Um impulso arqueológico move a atividade artística de Jurandy Valença. Boa parte de sua poética envolve o garimpo de documentos, que são incorporados ao trabalho. O artista coleciona imagens sintéticas, gravadas em capas duras de livros antigos, encontradas sob gastas sobrecapas de papel. Persegue esses ícones – breves e objetivos –, que contêm certa carga de sentidos e significados e resumem, em poucos traços, algumas centenas de páginas de literatura.
Mas seu ato artístico não consiste na apropriação da capa ilustrada para sua transformação em imagem – esse seria o ímpeto de qualquer colecionador –, e sim na operação de renomear os livros. É no ato de intitular que o artista toma posse da imagem, assimilando-a em sua Biblioteca particular. Não importa que jamais venhamos a conhecer os títulos originais dos livros. Afinal, ao serem fotografados pelo scanner, eles deixam de ser livros para tornarem-se imagens.

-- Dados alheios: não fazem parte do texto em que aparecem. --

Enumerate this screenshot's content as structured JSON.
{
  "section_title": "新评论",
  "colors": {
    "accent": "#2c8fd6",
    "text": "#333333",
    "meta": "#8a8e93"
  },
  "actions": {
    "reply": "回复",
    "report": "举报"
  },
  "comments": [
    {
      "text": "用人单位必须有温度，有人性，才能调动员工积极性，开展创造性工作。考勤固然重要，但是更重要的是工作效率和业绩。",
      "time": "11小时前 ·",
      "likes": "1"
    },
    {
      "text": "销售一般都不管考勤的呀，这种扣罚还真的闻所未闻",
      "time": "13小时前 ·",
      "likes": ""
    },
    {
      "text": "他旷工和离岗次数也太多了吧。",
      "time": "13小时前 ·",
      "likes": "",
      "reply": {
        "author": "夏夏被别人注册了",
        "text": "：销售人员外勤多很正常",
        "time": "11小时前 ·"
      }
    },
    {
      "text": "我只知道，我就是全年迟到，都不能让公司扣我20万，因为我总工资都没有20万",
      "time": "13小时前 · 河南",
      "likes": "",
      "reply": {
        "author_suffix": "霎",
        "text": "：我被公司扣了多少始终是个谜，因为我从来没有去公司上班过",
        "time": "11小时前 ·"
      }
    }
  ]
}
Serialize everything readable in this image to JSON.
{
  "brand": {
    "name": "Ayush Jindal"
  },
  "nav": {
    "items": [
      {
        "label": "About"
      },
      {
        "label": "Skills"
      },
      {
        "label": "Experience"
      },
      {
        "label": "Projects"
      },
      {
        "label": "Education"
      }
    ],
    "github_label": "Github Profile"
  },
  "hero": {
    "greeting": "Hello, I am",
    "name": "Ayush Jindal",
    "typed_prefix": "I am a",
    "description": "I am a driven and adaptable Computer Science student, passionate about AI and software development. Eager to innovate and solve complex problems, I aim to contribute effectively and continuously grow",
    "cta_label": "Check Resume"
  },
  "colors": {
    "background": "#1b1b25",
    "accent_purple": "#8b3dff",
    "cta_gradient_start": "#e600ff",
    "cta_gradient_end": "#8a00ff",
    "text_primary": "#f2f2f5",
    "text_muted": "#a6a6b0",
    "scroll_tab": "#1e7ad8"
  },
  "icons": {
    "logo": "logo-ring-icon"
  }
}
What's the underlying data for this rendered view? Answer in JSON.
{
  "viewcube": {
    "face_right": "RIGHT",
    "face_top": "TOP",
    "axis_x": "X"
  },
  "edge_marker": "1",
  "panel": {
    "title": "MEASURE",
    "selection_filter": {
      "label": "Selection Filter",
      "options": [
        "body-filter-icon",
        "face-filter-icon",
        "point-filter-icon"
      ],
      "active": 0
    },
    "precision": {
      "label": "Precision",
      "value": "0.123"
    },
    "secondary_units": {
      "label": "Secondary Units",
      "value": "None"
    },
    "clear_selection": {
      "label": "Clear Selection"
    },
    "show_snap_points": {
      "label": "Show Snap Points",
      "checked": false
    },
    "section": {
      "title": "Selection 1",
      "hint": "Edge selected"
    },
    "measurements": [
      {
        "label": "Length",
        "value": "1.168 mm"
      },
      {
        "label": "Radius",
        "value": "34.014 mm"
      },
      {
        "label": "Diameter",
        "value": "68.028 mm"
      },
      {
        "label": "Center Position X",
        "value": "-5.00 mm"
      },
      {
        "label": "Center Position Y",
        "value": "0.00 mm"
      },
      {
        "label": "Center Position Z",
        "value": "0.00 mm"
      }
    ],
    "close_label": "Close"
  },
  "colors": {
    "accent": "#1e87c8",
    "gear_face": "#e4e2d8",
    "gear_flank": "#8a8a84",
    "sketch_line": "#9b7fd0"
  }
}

Com este projeto, em processo desde 2002, Jurandy Valença afirma-se como um artista arquivista. O farol, a moldura, o globo terrestre em chamas e outros ícones formam uma coleção de citações. Cada imagem é a representação de um universo pessoal, uma auto-referência às preferências literárias do artista. Do livro anônimo somos transportados ao território “da biblioteca de” Jurandy Valença; o que era ilustração torna-se uma marca de identificação de uma coleção, portanto, um ex libris.
A Biblioteca particular, exposta no Paço das Artes, é ainda uma operação semiótica de deslocamento e manipulação de signos. O procedimento de reelaboração iconográfica aqui é similar ao realizado na série Lugar algum (2005-2007). Lá, por meio do processamento digital de fotografias de objetos banais, Valença construiu emblemas da vida cotidiana: duas colunas tornaram-se o símbolo da discórdia; um interruptor que emana um halo de luz, a imagem da insônia; duas escadas justapostas, o emblema da trégua. Lá, ao ganhar ambiguidade, o objeto entra na esfera do símbolo. Aqui, na Biblioteca, o ícone perde sua função original para virar síntese, atalho de acesso a um universo particular.
Em ambos os casos, fala-se de um teatro de signos, em que a realidade é alterada de forma a criar associações, analogias e duplos, sem que isso represente nenhuma perda do vínculo com os acontecimentos do cotidiano.